Shanes Wonderful Sentiment Analysis Regex Machine
======================
overall good experience
positive
======================
the food was good, the staff were great, even the bed was good
positive
======================
the food was not good, the staff were not great, but the bed was not bad
positive
======================
everything about this place was awful
negative
======================
this place was not good
positive

Well that was a disaster, the code sees the word good and assumes it is positive, we need some context here - positive and negative words actually mean the opposite when pre-pended by the word not.
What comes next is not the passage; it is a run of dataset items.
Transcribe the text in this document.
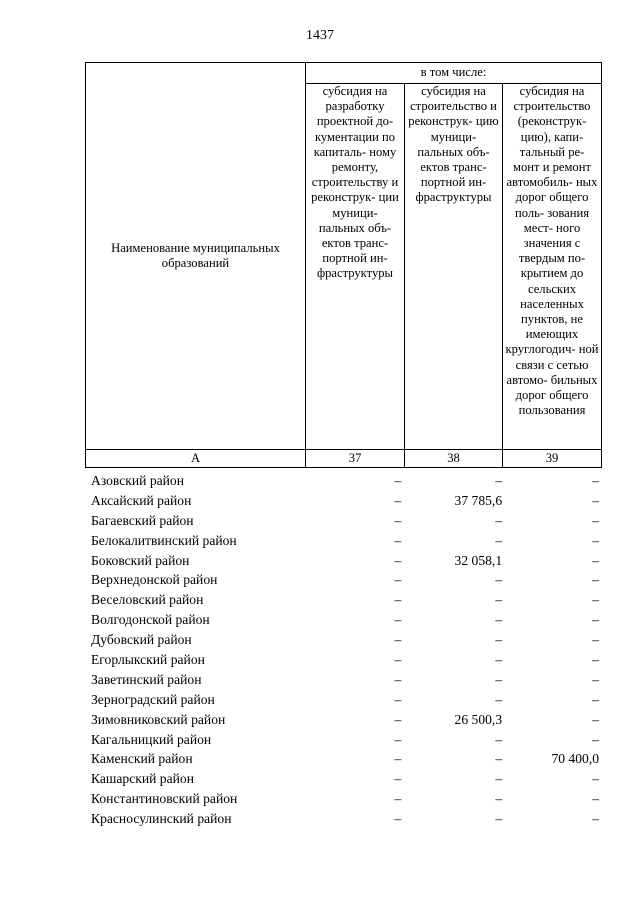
1437
Наименование муниципальных образований	в том числе:		
	субсидия на разработку проектной до- кументации по капиталь- ному ремонту, строительству и реконструк- ции муници- пальных объ- ектов транс- портной ин- фраструктуры	субсидия на строительство и реконструк- цию муници- пальных объ- ектов транс- портной ин- фраструктуры	субсидия на строительство (реконструк- цию), капи- тальный ре- монт и ремонт автомобиль- ных дорог общего поль- зования мест- ного значения с твердым по- крытием до сельских населенных пунктов, не имеющих круглогодич- ной связи с сетью автомо- бильных дорог общего пользования
А	37	38	39
Азовский район	–	–	–
Аксайский район	–	37 785,6	–
Багаевский район	–	–	–
Белокалитвинский район	–	–	–
Боковский район	–	32 058,1	–
Верхнедонской район	–	–	–
Веселовский район	–	–	–
Волгодонской район	–	–	–
Дубовский район	–	–	–
Егорлыкский район	–	–	–
Заветинский район	–	–	–
Зерноградский район	–	–	–
Зимовниковский район	–	26 500,3	–
Кагальницкий район	–	–	–
Каменский район	–	–	70 400,0
Кашарский район	–	–	–
Константиновский район	–	–	–
Красносулинский район	–	–	–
Lets add this one simple negative lookbehind rule and run our test set again.

const positive = ["good", "great"]
const negative = ["bad", "awful"]
const detectSentiment = (text) => {
    console.log('======================')
    console.log(text)
    const positiveMatches = text.match(new RegExp(`(?<!not\\s)(${positive.join('|')})|(?<=not\\s)(${negative.join('|')})`, 'g'))
    const negativeMatches = text.match(new RegExp(`(?<!not\\s)(${negative.join('|')})|(?<=not\\s)(${positive.join('|')})`, 'g'))
    const pCount = positiveMatches ? positiveMatches.length : 0
    const nCount = negativeMatches ? negativeMatches.length : 0
    if(pCount > nCount){
        console.log('positive')
    } else {
        console.log('negative')
    }
}

console.log("Shanes Wonderful Sentiment Analysis Regex Machine")
detectSentiment("overall good experience");
detectSentiment("the food was good, the staff were great, even the bed was good");
detectSentiment("the food was not good, the staff were not great, but the bed was not bad");
detectSentiment("everything about this place was awful");
detectSentiment("this place was not good");

this prints

Shanes Wonderful Sentiment Analysis Regex Machine
======================
overall good experience
positive
======================
the food was good, the staff were great, even the bed was good
positive
======================
the food was not good, the staff were not great, but the bed was not bad
negative
======================
everything about this place was awful
negative
======================
this place was not good
negative

Success! Using some simple rules and patterns we have shown how context can empower our language interpretation and knowledge extraction.

Conclusion

Natural Language Processing (NLP) essentially, aims to turn text into data for analysis and knowledge extraction. It achieves this using a variety of text mining techniques including text categorization, intent detection, entity extraction, sentiment analysis, document summarization, and entity relation modeling. These techniques involve studying word frequency distributions, pattern recognition, information extraction, association analysis, visualization, and predictive analytics. This blog post introduced some simple counting and pattern recognition for entity extraction and sentiment analysis. Future blogs will expand on these techniques but this is the end of the story for now. Go forth and regex.